Son premier défaut, c'est de considérer comme cause ce qui est effet, et réciproquement ; en second lieu, ce qui de sa nature possède l'antériorité, elle lui assigne un rang postérieur ; enfin elle abaisse au dernier degré de l'imperfection ce qu'il y a de plus élevé et de plus parfait. En effet, pour ne rien dire des deux premiers points qui sont évidents d'eux-mêmes, il résulte des propositions 21, 22 et 23, que l'effet le plus parfait est celui qui est produit immédiatement par Dieu, et qu'un effet devient de plus en plus imparfait à mesure que sa production suppose un plus grand nombre de causes intermédiaires. Or, si les choses que Dieu produit immédiatement étaient faites pour atteindre la fin que Dieu se Propose, il s'ensuivrait que celles que Dieu produit les dernières seraient les plus parfaites de toutes, les autres ayant été faites en vue de celles-ci. Ajoutez que cette doctrine détruit la perfection de Dieu ; car si Dieu agit pour une fin, il désire nécessairement quelque chose dont il est privé. Et bien que les théologiens et les métaphysiciens distinguent entre une fin poursuivie par indigence et une fin d'assimilation, ils avouent cependant que Dieu a tout fait pour lui-même et non pour les choses qu'il allait créer, vu qu'il était impossible d'assigner avant la création d'autre fin à l'action de Dieu que Dieu lui-même ; et de cette façon, ils sont forcés de convenir que tous les objets que Dieu s'est Proposés, en disposant certains moyens pour y atteindre, Dieu en a été quelque temps privé et a désiré les posséder, conséquence nécessaire de leurs principes. N'oublions pas de faire remarquer ici que les sectateurs de cette doctrine, qui ont voulu faire briller leur esprit dans l'explication des causes finales des choses, ont inventé, pour établir leur système, un nouveau genre d'argumentation, lequel consiste à réduire son contradicteur, non pas à l'absurde, mais à l'ignorance ; et cela fait bien voir qu'il ne leur restait plus aucun moyen de se défendre.

[QUATRIEME TEXTE]

Les hommes ont donc appelé tout ce qui sert à la santé et au culte de Dieu le Bien, et le Mal tout ce qui peut y nuire.
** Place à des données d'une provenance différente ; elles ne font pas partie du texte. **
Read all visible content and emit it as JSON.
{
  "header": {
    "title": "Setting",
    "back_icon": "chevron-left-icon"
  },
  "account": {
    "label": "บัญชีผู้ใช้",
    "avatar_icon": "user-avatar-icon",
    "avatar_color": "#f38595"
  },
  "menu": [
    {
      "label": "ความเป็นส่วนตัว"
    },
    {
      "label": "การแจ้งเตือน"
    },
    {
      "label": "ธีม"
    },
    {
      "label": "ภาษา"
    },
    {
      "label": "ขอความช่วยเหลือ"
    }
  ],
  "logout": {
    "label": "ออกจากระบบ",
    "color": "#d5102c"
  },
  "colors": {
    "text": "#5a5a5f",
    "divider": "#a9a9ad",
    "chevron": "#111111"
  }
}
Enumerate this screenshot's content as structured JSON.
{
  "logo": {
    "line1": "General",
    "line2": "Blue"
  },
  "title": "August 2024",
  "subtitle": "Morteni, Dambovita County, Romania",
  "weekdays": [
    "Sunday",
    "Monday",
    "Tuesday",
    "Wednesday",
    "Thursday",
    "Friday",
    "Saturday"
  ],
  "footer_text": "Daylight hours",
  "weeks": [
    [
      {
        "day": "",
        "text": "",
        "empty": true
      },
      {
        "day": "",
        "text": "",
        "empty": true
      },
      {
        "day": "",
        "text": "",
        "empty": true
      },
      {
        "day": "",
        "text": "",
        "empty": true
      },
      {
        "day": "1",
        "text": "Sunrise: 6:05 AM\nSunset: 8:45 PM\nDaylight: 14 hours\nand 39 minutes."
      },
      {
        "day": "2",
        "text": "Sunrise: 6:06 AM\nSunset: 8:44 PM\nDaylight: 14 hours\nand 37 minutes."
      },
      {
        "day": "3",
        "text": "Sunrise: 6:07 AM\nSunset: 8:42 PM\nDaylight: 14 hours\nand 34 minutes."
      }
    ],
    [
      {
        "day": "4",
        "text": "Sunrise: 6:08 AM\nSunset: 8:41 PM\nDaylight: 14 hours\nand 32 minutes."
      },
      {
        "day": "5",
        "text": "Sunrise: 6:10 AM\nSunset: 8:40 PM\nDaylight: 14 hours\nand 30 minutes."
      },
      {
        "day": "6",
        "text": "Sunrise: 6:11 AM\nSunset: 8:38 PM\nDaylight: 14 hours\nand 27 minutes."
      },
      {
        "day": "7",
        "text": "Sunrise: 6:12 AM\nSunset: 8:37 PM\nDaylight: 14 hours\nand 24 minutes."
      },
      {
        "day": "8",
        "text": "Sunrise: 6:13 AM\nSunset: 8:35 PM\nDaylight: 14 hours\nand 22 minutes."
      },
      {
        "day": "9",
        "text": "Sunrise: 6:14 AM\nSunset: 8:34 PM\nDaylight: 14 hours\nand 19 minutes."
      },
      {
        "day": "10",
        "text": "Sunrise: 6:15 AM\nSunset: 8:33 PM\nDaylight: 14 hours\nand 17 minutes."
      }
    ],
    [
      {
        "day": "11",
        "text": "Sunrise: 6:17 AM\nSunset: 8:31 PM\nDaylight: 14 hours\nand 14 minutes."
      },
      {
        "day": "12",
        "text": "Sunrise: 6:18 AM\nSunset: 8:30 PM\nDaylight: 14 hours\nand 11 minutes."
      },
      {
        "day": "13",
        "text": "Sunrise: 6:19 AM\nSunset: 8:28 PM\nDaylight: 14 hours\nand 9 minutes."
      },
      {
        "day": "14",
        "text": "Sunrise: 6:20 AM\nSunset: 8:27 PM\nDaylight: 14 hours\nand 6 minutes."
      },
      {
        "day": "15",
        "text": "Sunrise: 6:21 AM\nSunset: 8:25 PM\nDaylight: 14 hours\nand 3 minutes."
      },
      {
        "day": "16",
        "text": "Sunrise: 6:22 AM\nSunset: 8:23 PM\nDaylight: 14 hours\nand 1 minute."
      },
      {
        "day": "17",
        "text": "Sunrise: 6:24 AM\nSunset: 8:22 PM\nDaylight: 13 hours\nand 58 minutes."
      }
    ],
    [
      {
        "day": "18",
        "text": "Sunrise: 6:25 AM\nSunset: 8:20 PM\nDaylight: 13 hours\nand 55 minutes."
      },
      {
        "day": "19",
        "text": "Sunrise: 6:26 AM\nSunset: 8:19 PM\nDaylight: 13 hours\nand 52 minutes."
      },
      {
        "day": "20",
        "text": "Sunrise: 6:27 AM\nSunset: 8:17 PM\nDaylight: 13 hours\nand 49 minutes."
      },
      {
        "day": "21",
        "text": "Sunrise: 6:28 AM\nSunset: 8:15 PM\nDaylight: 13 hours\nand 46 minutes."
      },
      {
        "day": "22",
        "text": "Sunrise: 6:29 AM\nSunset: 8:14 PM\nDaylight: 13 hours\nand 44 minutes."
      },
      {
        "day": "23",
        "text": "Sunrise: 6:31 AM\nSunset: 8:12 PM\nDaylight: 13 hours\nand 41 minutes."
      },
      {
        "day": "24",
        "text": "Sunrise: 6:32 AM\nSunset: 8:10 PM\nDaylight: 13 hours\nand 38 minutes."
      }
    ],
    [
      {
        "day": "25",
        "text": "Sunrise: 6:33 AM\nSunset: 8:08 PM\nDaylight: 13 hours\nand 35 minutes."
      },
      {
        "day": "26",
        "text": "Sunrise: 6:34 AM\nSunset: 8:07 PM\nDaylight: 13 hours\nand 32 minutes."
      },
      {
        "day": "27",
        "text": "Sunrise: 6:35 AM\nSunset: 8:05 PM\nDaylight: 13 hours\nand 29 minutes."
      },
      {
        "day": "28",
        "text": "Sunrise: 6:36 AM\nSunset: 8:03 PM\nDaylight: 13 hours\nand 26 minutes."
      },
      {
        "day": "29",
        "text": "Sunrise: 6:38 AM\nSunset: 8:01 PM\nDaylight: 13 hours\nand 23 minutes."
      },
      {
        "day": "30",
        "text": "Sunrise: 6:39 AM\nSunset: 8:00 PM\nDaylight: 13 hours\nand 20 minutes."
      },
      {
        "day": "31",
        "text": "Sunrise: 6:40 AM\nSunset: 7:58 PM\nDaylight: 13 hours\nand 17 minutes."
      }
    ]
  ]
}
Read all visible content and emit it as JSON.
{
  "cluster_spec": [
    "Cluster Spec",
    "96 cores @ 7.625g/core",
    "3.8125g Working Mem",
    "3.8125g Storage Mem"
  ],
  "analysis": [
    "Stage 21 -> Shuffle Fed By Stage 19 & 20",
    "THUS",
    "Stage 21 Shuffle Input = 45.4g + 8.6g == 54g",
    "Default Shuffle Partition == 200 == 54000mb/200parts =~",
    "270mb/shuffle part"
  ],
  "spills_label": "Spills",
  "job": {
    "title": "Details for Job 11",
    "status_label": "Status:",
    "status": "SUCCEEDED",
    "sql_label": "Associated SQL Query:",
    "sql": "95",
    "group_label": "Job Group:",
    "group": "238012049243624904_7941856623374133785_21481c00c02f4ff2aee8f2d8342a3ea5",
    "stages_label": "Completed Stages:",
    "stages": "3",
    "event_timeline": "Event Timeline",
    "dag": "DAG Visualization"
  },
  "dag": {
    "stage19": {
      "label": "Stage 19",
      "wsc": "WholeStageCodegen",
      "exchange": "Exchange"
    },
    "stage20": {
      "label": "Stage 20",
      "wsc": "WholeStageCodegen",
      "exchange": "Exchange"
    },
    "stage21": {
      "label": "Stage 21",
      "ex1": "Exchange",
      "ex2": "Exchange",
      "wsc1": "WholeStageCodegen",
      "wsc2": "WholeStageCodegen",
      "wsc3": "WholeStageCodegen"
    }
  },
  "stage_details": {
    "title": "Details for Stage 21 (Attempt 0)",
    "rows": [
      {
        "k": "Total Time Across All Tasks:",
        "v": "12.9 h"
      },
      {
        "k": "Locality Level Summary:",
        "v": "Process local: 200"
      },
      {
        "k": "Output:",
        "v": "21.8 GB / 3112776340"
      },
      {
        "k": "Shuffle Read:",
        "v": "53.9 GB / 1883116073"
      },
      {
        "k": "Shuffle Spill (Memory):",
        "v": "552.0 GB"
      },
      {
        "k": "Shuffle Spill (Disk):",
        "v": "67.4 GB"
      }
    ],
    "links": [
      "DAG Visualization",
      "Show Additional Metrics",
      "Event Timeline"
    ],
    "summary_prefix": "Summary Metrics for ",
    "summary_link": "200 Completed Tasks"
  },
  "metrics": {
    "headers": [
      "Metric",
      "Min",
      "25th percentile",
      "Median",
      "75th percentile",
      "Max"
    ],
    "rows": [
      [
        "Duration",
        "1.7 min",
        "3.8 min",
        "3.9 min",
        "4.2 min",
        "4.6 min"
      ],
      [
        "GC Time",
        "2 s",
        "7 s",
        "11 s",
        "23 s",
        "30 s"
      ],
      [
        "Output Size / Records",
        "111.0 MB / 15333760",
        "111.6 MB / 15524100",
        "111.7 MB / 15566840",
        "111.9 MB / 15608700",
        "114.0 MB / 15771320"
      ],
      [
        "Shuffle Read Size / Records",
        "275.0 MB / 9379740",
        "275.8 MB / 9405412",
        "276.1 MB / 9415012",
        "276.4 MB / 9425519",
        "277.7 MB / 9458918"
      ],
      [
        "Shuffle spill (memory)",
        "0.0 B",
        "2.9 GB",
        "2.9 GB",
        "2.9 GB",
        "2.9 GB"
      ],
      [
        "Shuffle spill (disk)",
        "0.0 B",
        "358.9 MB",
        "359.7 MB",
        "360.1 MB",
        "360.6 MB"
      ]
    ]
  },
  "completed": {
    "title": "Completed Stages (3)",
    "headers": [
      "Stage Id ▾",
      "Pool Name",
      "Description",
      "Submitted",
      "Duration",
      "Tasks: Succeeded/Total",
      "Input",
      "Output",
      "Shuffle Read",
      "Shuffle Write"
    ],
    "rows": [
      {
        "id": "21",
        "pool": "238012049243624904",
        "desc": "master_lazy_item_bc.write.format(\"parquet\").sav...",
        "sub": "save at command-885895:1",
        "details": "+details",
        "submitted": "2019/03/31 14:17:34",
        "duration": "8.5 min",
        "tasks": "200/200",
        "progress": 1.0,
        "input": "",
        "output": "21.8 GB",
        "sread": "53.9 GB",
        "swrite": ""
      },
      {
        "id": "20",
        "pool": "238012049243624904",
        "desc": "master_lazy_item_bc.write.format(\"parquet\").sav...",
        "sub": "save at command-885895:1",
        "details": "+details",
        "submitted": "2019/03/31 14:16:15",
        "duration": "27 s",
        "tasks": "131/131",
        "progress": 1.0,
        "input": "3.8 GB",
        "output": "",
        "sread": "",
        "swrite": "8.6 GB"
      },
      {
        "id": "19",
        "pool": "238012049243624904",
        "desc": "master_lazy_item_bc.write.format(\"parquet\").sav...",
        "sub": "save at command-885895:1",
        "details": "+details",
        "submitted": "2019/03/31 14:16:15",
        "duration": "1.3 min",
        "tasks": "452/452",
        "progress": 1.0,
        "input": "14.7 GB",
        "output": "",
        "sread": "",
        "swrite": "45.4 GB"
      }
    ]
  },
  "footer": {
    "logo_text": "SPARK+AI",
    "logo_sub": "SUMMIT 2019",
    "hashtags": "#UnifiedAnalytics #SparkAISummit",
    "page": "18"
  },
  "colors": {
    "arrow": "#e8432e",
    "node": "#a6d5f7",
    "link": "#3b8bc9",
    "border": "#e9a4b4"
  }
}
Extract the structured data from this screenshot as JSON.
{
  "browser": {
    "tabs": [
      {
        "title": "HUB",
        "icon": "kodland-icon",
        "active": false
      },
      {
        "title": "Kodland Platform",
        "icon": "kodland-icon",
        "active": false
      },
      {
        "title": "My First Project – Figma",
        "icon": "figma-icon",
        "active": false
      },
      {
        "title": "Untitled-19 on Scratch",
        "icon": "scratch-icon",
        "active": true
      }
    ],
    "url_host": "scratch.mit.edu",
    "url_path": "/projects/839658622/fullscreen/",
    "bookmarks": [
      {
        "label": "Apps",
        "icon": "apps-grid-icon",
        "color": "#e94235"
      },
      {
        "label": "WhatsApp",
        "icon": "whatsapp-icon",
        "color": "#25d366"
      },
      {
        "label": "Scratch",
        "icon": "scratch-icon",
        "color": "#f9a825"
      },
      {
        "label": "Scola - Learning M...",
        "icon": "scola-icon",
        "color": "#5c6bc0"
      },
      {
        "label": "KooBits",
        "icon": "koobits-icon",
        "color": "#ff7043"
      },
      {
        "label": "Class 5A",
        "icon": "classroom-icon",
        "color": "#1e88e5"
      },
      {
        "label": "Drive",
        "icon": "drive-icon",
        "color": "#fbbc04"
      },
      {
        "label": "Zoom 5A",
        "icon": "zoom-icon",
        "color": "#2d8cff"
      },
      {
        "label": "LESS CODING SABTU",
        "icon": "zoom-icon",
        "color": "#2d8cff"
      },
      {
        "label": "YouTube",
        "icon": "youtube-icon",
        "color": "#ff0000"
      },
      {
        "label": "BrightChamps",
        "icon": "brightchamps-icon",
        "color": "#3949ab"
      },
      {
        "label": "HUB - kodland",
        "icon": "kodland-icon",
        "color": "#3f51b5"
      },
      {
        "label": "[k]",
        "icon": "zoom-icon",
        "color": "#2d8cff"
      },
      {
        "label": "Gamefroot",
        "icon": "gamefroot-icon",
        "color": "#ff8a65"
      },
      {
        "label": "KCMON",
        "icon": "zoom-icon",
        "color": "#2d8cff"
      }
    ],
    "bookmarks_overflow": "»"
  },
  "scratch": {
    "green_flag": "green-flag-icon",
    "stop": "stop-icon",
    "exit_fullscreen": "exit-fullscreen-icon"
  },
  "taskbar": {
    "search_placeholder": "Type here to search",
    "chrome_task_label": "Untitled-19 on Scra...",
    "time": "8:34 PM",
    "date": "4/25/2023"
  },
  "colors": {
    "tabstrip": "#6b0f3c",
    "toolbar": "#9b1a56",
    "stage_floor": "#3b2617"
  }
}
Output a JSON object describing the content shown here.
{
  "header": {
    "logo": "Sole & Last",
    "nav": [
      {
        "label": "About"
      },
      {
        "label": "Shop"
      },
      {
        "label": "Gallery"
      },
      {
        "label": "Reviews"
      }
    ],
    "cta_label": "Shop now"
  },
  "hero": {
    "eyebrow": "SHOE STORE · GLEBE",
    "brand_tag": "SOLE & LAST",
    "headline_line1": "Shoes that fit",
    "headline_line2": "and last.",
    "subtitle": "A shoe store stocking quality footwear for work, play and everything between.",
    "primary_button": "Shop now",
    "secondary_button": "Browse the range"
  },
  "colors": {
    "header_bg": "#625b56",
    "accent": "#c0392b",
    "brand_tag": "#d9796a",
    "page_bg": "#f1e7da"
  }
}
Or, comme ceux qui ne comprennent pas la nature des choses n'ont jamais pour objet de leurs affirmations les choses elles-mêmes, mais seulement les images qu'ils s'en forment, et confondent les données de l'imagination et celles de l'entendement, ils croient fermement que l'ordre est dans les choses, étrangers qu'ils sont à la réalité et à leur propre nature. S'il arrive, en effet, que les objets extérieurs soient ainsi disposés que quand les sens nous les représentent nous les imaginions aisément, et par suite nous les puissions rappeler avec facilité, nous disons que ces objets sont bien ordonnés ; mais si le contraire arrive, nous les jugeons mal ordonnés et en état de confusion. Or, les objets que nous pouvons imaginer avec aisance nous étant les plus agréables, les hommes préfèrent l'ordre à la confusion, comme si l'ordre, considéré indépendamment de notre imagination, était quelque chose dans la nature. Ils prétendent que Dieu a tout crée avec ordre, ne voyant pas qu'ils lui supposent de l'imagination ; à moins qu'ils ne veuillent, par hasard, que Dieu, plein de sollicitude pour l'imagination des hommes, ait disposé les choses tout exprès pour qu'ils eussent moins de peine à les imaginer, et certes, avec cette manière de voir, on ne s'arrêtera pas devant cette difficulté, qu'il y a une infinité de choses qui surpassent de beaucoup notre imagination, et une foule d'autres qui la confondent par suite de son extrême faiblesse.

[CINQUIEME TEXTE]

Persuadés en effet que les choses ont été faites pour eux, ils pensent que la nature d'un être est bonne ou mauvaise, saine ou viciée et corrompue, suivant les affections qu'ils en reçoivent. Par exemple, si les mouvements que les nerfs reçoivent des objets qui nous sont représentés par les yeux contribuent à la santé du corps, nous disons que ces objets sont beaux ; nous les appelons laids dans le cas contraire. C'est ainsi que nous appelons les objets qui touchent notre sensibilité, quand c'est à l'aide des narines, odorants ou fétides ; à l'aide de la langue, doux ou amers, sapides ou insipides, etc. ; à l'aide du tact, durs ou mous, rudes ou polis, etc. Enfin on a dit que les objets qui ébranlent nos oreilles émettent des sons, du bruit, de l'harmonie, et l'harmonie a si fortement enchanté les hommes, qu'ils ont cru qu'elle faisait partie des délices de Dieu. Il s'est même rencontré des philosophes pour s'imaginer que les mouvements célestes composent une certaine harmonie. Et certes tout cela fait assez voir que chacun a jugé des choses suivant la disposition de son cerveau, ou plutôt a mis les affections de son imagination à la place des choses. C'est pourquoi il n'y a rien d'extraordinaire, pour le dire en passant, que tant de controverses aient été suscitées parmi les hommes, et qu'elles aient abouti au scepticisme. Car bien que les corps des hommes aient entre eux beaucoup de convenance ils diffèrent par beaucoup d'endroits, de telle sorte que ce qui paraît bon à l'un semble mauvais à l'autre, ce qui est bien ordonné pour celui-ci est confus pour celui-là, ce qui est agréable à tel ou tel est désagréable à un troisième, et ainsi pour mille autres choses que je néglige de citer ici, soit parce que ce n'est pas le moment d'en traiter ex professo, soit parce que tout le monde est assez éclairé sur ce point par l'expérience. On répète sans cesse : " Autant de têtes, autant d'avis ; tout homme abonde dans son sens ; il n'y a pas moins de différence entre les cerveaux des hommes qu'entre leurs palais " : toutes ces sentences marquent assez que les hommes jugent des choses suivant la disposition de leur cerveau et exercent leur imagination plus que leur entendement.
[SIXIEME TEXTE]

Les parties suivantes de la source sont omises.